Richard Davis – bassist (90) – Technically skilled enough to be in classical orchestras, the versatile Davis worked with Sarah Vaughan, Eric Dolphy, Jaki Byard, Andrew Hill, Elvin Jones, the Thad Jones/Mel Lewis Orchestra, and even Bruce Springsteen and Igor Stravinsky.
Sam Noto – trumpeter (90) – A soloist with the Stan Kenton Orchestra of the mid-1950s, Noto also worked with Count Basie, Rob McConnell, and in many all-star combos where his bebop style and warm sound were quite welcome.
Bob Havens – trombonist (90) – While he was a longtime member of the Lawrence Welk Show (1960-82), Havens is best known in jazz for being a very talented Dixieland trombonist. Along the way he worked with George Girard, Al Hirt, and Pete Fountain, appearing at many classic jazz festivals.
Ahmad Jamal – pianist (90) – Leader of his own trio since at least 1951 and one whose “less is more” approach influenced Miles Davis, Jamal had a surprise hit in 1958 with “Poinciana.” He has been a consistently creative musical force for 70 years, recording dozens of worthy albums.
Helen Merrill – singer (90) – From the start of her career, virtually every recording by this creative yet accessible jazz singer seemed to have a purpose and memorable moments. Check out her albums with Clifford Brown and Gil Evans, or actually any of her recordings; they are all worthy of your time.
Sonny Rollins – tenor-saxophonist (90) – Simply one of the greatest of all jazz improvisers whether it is his 1950s classics for Prestige, Riverside, Contemporary or Blue Note, his adventurous (and sometimes overlooked) 1960s recordings, or his later work when he was particularly inspired. Forced to retire from playing after 2012 due to respiratory problems, Sonny Rollins is still missed.
Nancy Harrow – singer (90) – After making two excellent albums during 1960-62, Harrow raised a family, not returning to fulltime singing until 1975. She has since recorded many underrated gems whether they were standards, her own originals, or tunes taken from unusual sources.

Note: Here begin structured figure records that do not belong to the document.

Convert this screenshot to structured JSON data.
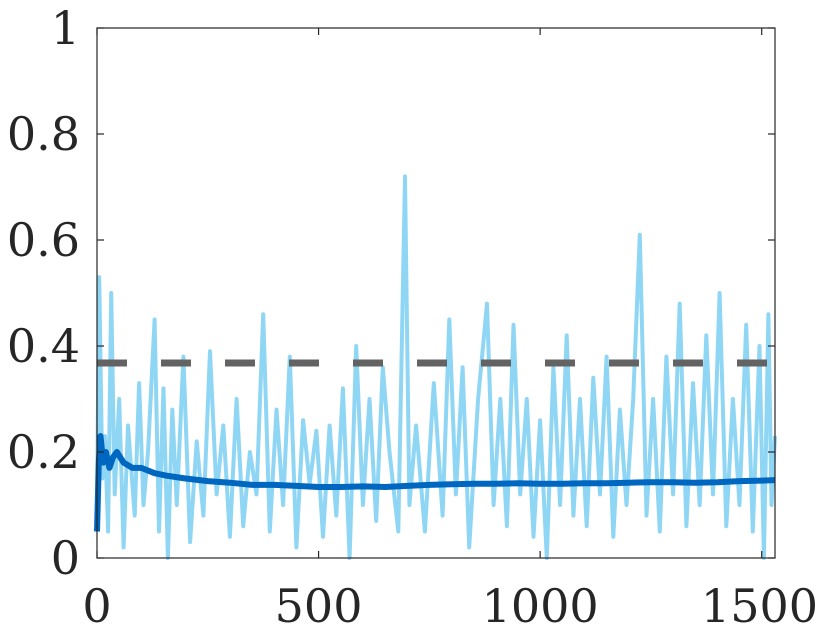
{
  "chart_data": {
    "type": "line",
    "title": "",
    "xlabel": "",
    "ylabel": "",
    "xlim": [
      0,
      1530
    ],
    "ylim": [
      0,
      1
    ],
    "x_ticks": [
      0,
      500,
      1000,
      1500
    ],
    "y_ticks": [
      0,
      0.2,
      0.4,
      0.6,
      0.8,
      1
    ],
    "x_tick_labels": [
      "0",
      "500",
      "1000",
      "1500"
    ],
    "y_tick_labels": [
      "0",
      "0.2",
      "0.4",
      "0.6",
      "0.8",
      "1"
    ],
    "grid": false,
    "box": true,
    "series": [
      {
        "style": "solid-thin",
        "color": "#8fd6f5",
        "points": [
          [
            0,
            0.1
          ],
          [
            5,
            0.53
          ],
          [
            12,
            0.15
          ],
          [
            18,
            0.23
          ],
          [
            25,
            0.05
          ],
          [
            32,
            0.5
          ],
          [
            40,
            0.12
          ],
          [
            50,
            0.3
          ],
          [
            60,
            0.02
          ],
          [
            70,
            0.25
          ],
          [
            85,
            0.08
          ],
          [
            95,
            0.33
          ],
          [
            105,
            0.1
          ],
          [
            115,
            0.2
          ],
          [
            130,
            0.45
          ],
          [
            140,
            0.05
          ],
          [
            150,
            0.32
          ],
          [
            160,
            0.0
          ],
          [
            170,
            0.28
          ],
          [
            180,
            0.1
          ],
          [
            195,
            0.38
          ],
          [
            210,
            0.03
          ],
          [
            225,
            0.22
          ],
          [
            240,
            0.08
          ],
          [
            255,
            0.39
          ],
          [
            270,
            0.12
          ],
          [
            285,
            0.25
          ],
          [
            300,
            0.04
          ],
          [
            315,
            0.3
          ],
          [
            330,
            0.06
          ],
          [
            345,
            0.2
          ],
          [
            360,
            0.12
          ],
          [
            375,
            0.46
          ],
          [
            390,
            0.05
          ],
          [
            405,
            0.28
          ],
          [
            420,
            0.1
          ],
          [
            435,
            0.38
          ],
          [
            450,
            0.02
          ],
          [
            465,
            0.26
          ],
          [
            480,
            0.14
          ],
          [
            495,
            0.24
          ],
          [
            510,
            0.04
          ],
          [
            525,
            0.25
          ],
          [
            540,
            0.08
          ],
          [
            555,
            0.32
          ],
          [
            570,
            0.0
          ],
          [
            585,
            0.4
          ],
          [
            600,
            0.1
          ],
          [
            615,
            0.3
          ],
          [
            630,
            0.07
          ],
          [
            645,
            0.36
          ],
          [
            660,
            0.2
          ],
          [
            680,
            0.05
          ],
          [
            695,
            0.72
          ],
          [
            705,
            0.1
          ],
          [
            720,
            0.25
          ],
          [
            740,
            0.05
          ],
          [
            760,
            0.33
          ],
          [
            780,
            0.08
          ],
          [
            795,
            0.45
          ],
          [
            810,
            0.12
          ],
          [
            825,
            0.36
          ],
          [
            840,
            0.02
          ],
          [
            860,
            0.3
          ],
          [
            880,
            0.48
          ],
          [
            895,
            0.1
          ],
          [
            910,
            0.3
          ],
          [
            925,
            0.06
          ],
          [
            940,
            0.44
          ],
          [
            955,
            0.12
          ],
          [
            970,
            0.3
          ],
          [
            985,
            0.04
          ],
          [
            1000,
            0.26
          ],
          [
            1015,
            0.0
          ],
          [
            1030,
            0.36
          ],
          [
            1045,
            0.1
          ],
          [
            1060,
            0.42
          ],
          [
            1075,
            0.08
          ],
          [
            1090,
            0.3
          ],
          [
            1105,
            0.06
          ],
          [
            1120,
            0.34
          ],
          [
            1135,
            0.12
          ],
          [
            1150,
            0.38
          ],
          [
            1165,
            0.04
          ],
          [
            1180,
            0.28
          ],
          [
            1195,
            0.1
          ],
          [
            1210,
            0.3
          ],
          [
            1225,
            0.61
          ],
          [
            1240,
            0.08
          ],
          [
            1255,
            0.3
          ],
          [
            1270,
            0.05
          ],
          [
            1285,
            0.38
          ],
          [
            1300,
            0.12
          ],
          [
            1315,
            0.48
          ],
          [
            1330,
            0.06
          ],
          [
            1345,
            0.33
          ],
          [
            1360,
            0.1
          ],
          [
            1375,
            0.42
          ],
          [
            1390,
            0.12
          ],
          [
            1405,
            0.5
          ],
          [
            1420,
            0.06
          ],
          [
            1435,
            0.3
          ],
          [
            1450,
            0.1
          ],
          [
            1465,
            0.44
          ],
          [
            1480,
            0.05
          ],
          [
            1495,
            0.4
          ],
          [
            1505,
            0.0
          ],
          [
            1515,
            0.46
          ],
          [
            1522,
            0.1
          ],
          [
            1530,
            0.23
          ]
        ]
      },
      {
        "style": "solid-thick",
        "color": "#0067c0",
        "points": [
          [
            0,
            0.05
          ],
          [
            4,
            0.18
          ],
          [
            8,
            0.23
          ],
          [
            14,
            0.18
          ],
          [
            20,
            0.2
          ],
          [
            28,
            0.17
          ],
          [
            36,
            0.19
          ],
          [
            45,
            0.2
          ],
          [
            60,
            0.18
          ],
          [
            80,
            0.17
          ],
          [
            100,
            0.17
          ],
          [
            130,
            0.16
          ],
          [
            160,
            0.155
          ],
          [
            200,
            0.15
          ],
          [
            250,
            0.145
          ],
          [
            300,
            0.142
          ],
          [
            350,
            0.138
          ],
          [
            400,
            0.138
          ],
          [
            450,
            0.136
          ],
          [
            500,
            0.134
          ],
          [
            550,
            0.134
          ],
          [
            600,
            0.135
          ],
          [
            650,
            0.134
          ],
          [
            700,
            0.136
          ],
          [
            750,
            0.138
          ],
          [
            800,
            0.139
          ],
          [
            850,
            0.14
          ],
          [
            900,
            0.14
          ],
          [
            950,
            0.141
          ],
          [
            1000,
            0.14
          ],
          [
            1050,
            0.14
          ],
          [
            1100,
            0.141
          ],
          [
            1150,
            0.141
          ],
          [
            1200,
            0.142
          ],
          [
            1250,
            0.143
          ],
          [
            1300,
            0.143
          ],
          [
            1350,
            0.142
          ],
          [
            1400,
            0.143
          ],
          [
            1450,
            0.145
          ],
          [
            1500,
            0.146
          ],
          [
            1530,
            0.147
          ]
        ]
      },
      {
        "style": "dashed-thick",
        "color": "#636363",
        "points": [
          [
            0,
            0.368
          ],
          [
            1530,
            0.368
          ]
        ]
      }
    ]
  }
}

David Amram – French horn, piano, pennywhistle, flute (90) – A true Renaissance man, throughout his career Amram gave one the impression that he could enthusiastically jam with musicians from any culture. In the jazz world he recorded with Lionel Hampton, Bobby Jaspar, Oscar Pettiford, Kenny Dorham, Mary Lou Williams, and Dizzy Gillespie among others. He also wrote film scores, was involved in the Jazz & Poetry movement, composed classical works, and led a wide variety of fascinating recordings, often teaming together unusual groups of musicians.
There are also quite a few major musicians who are in their mid-to-late 80’s who should be mentioned. Trumpeter Dizzy Reece, tenor-saxophonist Plas Johnson and guitarists John Pisano and Kenny Burrell are currently 89. Among those turning 88 during the past year are Quincy Jones, trombonist-arranger Slide Hampton, pianist-arranger Lalo Schifrin, altoists Jerry Dodgion, Sadao Watanabe, John Handy and Sonny Simmons, and pianist-composer Dave Frishberg. The 87-year olds include tenor and soprano-saxophonist and composer Wayne Shorter, altoist Lanny Morgan, and clarinetist Joe Licari. The great 86 year olds are cornetist Bobby Bradford, trombonists Herb Gardner and Curtis Fuller, tenors Houston Person and George Coleman, vibraphonist Karl Berger, and pianist-composers Dave Grusin and Abdullah Ibrahim. Finally, the 85 year olds include trumpeter Don Rader, trombonist Julian Priester, guitarist Sonny Greenwich, pianist-singer Les McCann, pianists Ran Blake and Ramsey Lewis, bassist Cecil McBee, and drummer Albert “Tootie” Heath.
While the jazz life can be rough and has resulted in many casualties, it is also true that the music keeps one young. Each of the musicians mentioned in this piece deserve to be celebrated and applauded.